The recreation area sits atop a 10-mile long moraine, a landform of rocks, gravel and debris pushed together by bulldozing glaciers. It was formed about 12,000 years ago as the most recent ice age came to an end in these parts.

To reach the recreation area, from U.S. Hwy. 53 in New Auburn, go east on County Road M. The rec area is in 7 miles; watch for signs for the David R. Obey Ice Age Interpretive Center, which is on the left/north. The interpretive center is a good spot to start any of the trails, as it offers several displays about the ice age and local natural and cultural history.

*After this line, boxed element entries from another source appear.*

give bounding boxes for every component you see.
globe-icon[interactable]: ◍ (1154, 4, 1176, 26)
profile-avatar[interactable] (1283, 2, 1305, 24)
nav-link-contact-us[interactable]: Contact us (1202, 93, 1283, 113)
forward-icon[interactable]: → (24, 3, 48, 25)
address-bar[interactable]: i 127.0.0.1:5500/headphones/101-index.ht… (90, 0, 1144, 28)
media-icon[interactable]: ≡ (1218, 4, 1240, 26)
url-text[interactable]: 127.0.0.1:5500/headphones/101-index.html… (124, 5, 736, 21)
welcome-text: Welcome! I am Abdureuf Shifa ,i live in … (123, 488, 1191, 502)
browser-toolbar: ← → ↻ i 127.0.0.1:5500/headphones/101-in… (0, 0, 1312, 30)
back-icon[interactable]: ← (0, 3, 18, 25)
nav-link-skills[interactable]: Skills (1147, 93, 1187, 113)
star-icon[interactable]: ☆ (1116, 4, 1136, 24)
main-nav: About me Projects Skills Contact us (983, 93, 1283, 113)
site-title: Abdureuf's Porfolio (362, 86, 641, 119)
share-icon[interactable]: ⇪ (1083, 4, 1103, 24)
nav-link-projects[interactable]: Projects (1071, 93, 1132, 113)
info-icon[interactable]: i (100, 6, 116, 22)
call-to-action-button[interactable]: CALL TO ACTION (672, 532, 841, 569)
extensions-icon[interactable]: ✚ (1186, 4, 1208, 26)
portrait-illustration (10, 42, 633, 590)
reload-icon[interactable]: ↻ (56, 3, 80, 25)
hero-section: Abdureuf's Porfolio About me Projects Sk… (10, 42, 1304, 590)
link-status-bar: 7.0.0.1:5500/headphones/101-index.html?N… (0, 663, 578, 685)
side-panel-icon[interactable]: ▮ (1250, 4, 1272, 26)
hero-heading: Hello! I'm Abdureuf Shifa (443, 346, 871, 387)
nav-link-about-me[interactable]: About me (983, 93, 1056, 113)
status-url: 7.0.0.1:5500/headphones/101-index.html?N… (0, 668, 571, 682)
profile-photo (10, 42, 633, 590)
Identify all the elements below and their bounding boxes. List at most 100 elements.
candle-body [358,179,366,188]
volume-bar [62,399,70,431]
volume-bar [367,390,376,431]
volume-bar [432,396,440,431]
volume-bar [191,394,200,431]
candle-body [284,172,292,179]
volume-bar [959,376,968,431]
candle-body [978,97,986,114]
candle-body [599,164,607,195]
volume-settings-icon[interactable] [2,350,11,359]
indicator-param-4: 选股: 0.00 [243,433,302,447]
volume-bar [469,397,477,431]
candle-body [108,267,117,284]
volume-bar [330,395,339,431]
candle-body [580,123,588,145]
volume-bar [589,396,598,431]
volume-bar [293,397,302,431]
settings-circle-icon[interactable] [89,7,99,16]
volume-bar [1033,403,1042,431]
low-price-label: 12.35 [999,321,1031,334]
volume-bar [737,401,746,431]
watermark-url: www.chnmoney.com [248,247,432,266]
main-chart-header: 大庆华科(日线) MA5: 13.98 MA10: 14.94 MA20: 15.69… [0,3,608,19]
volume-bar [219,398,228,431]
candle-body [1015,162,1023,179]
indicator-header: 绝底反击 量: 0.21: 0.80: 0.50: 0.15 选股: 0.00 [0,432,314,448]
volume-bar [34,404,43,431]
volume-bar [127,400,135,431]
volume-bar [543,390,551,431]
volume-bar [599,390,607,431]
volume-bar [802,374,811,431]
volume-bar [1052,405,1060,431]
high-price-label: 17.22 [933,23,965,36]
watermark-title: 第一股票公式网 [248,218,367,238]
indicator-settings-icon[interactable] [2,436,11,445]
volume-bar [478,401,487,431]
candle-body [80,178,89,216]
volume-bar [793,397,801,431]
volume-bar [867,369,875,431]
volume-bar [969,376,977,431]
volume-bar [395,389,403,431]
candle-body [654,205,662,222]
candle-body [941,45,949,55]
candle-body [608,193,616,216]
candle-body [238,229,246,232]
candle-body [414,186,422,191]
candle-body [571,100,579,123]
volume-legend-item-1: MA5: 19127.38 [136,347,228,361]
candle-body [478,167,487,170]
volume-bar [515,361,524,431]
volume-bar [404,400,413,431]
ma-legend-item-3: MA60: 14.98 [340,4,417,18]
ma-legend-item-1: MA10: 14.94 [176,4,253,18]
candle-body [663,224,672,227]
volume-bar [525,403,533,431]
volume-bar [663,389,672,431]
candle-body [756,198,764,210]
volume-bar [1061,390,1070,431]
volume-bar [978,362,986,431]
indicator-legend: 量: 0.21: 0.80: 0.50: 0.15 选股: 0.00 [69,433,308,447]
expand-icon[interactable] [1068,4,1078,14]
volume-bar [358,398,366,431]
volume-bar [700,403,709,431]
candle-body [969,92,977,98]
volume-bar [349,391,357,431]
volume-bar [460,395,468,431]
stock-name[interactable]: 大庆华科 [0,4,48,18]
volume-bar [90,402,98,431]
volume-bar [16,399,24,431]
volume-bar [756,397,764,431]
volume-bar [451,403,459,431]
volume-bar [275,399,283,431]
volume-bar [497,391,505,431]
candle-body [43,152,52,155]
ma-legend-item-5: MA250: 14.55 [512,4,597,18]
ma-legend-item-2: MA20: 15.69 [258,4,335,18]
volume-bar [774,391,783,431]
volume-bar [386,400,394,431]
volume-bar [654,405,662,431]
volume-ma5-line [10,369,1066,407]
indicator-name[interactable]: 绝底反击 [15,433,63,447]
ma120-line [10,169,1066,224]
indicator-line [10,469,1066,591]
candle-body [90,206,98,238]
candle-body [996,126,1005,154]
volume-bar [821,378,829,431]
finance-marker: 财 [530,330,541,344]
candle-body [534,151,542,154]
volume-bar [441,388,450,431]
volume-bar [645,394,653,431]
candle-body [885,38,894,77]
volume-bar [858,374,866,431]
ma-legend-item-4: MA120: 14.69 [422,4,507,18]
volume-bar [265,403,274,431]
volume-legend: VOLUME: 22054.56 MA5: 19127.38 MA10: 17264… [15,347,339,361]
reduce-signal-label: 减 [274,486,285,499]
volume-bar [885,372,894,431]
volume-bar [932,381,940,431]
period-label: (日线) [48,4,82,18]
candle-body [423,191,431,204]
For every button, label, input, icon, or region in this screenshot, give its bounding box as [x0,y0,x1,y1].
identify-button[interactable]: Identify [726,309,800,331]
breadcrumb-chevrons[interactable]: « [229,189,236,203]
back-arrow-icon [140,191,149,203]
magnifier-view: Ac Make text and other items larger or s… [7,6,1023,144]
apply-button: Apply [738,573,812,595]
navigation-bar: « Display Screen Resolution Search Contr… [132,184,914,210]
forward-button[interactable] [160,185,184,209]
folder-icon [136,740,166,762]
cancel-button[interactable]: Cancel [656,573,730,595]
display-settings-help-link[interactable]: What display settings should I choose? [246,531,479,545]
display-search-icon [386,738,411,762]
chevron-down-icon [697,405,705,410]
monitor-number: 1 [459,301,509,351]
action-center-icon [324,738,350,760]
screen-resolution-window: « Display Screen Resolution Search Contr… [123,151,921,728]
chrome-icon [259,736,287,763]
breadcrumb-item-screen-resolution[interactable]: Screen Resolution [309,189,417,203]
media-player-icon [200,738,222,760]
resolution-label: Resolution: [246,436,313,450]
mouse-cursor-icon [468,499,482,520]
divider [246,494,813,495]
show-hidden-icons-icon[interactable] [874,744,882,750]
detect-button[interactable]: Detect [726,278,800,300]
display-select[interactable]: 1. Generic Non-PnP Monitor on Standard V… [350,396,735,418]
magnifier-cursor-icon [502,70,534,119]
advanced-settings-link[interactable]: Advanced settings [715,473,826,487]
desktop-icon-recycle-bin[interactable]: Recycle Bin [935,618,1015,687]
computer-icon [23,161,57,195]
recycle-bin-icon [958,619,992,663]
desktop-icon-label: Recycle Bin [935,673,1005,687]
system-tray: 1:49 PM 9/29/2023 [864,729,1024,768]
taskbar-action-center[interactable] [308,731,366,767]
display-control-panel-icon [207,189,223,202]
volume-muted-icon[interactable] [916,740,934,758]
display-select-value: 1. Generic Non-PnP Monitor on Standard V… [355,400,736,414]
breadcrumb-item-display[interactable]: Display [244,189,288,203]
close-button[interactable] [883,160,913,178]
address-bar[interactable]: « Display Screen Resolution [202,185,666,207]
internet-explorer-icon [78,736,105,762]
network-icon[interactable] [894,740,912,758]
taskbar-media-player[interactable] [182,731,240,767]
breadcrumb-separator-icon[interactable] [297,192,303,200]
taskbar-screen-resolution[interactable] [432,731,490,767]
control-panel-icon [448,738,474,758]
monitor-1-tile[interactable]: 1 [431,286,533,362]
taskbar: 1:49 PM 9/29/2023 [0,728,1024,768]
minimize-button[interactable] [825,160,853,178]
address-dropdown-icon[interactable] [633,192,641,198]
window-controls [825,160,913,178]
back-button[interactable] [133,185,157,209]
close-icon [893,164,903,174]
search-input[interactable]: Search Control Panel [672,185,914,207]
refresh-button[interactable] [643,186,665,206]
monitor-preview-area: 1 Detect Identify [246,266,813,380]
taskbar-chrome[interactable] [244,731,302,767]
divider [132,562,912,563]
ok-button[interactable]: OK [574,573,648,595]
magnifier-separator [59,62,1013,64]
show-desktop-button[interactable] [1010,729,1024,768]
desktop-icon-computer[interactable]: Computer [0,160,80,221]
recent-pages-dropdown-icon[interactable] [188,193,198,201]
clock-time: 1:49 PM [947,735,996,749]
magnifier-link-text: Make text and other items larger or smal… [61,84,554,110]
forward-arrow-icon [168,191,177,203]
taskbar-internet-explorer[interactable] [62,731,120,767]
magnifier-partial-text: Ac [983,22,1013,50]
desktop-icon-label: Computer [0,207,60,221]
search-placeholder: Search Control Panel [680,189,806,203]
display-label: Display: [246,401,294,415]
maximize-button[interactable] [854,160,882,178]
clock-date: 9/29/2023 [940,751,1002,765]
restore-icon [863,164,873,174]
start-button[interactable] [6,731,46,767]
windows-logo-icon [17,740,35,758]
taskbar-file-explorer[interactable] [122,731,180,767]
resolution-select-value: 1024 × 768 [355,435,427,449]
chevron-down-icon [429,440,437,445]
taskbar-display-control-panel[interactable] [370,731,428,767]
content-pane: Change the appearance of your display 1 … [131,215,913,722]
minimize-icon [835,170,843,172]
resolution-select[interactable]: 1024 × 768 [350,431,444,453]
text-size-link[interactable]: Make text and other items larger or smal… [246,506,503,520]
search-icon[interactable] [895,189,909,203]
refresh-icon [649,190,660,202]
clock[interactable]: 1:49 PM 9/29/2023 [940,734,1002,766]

Among the trails to hike are:
Circle Trail – The 4.5-mile loop circles both North and Shout Shattuck Lake as well as several ponds. A variety of access points exist for the trail, but the interpretive center is a good spot to park and start the hike.
Dry Lake Trail – The 1.8-mile loop passes five ponds. It starts near the interpretive center.
Ice Age National Scenic Trail – The 1200-mile statewide trail runs roughly where the glacier reached its farthest southern extent during the last ice age. It cuts east-west across the recreation area. From the interpretive center, access it via the Circle Loop.
Mammoth Nature Trail –The 0.75-mile loop passes three ponds. It also starts near the interpretive center.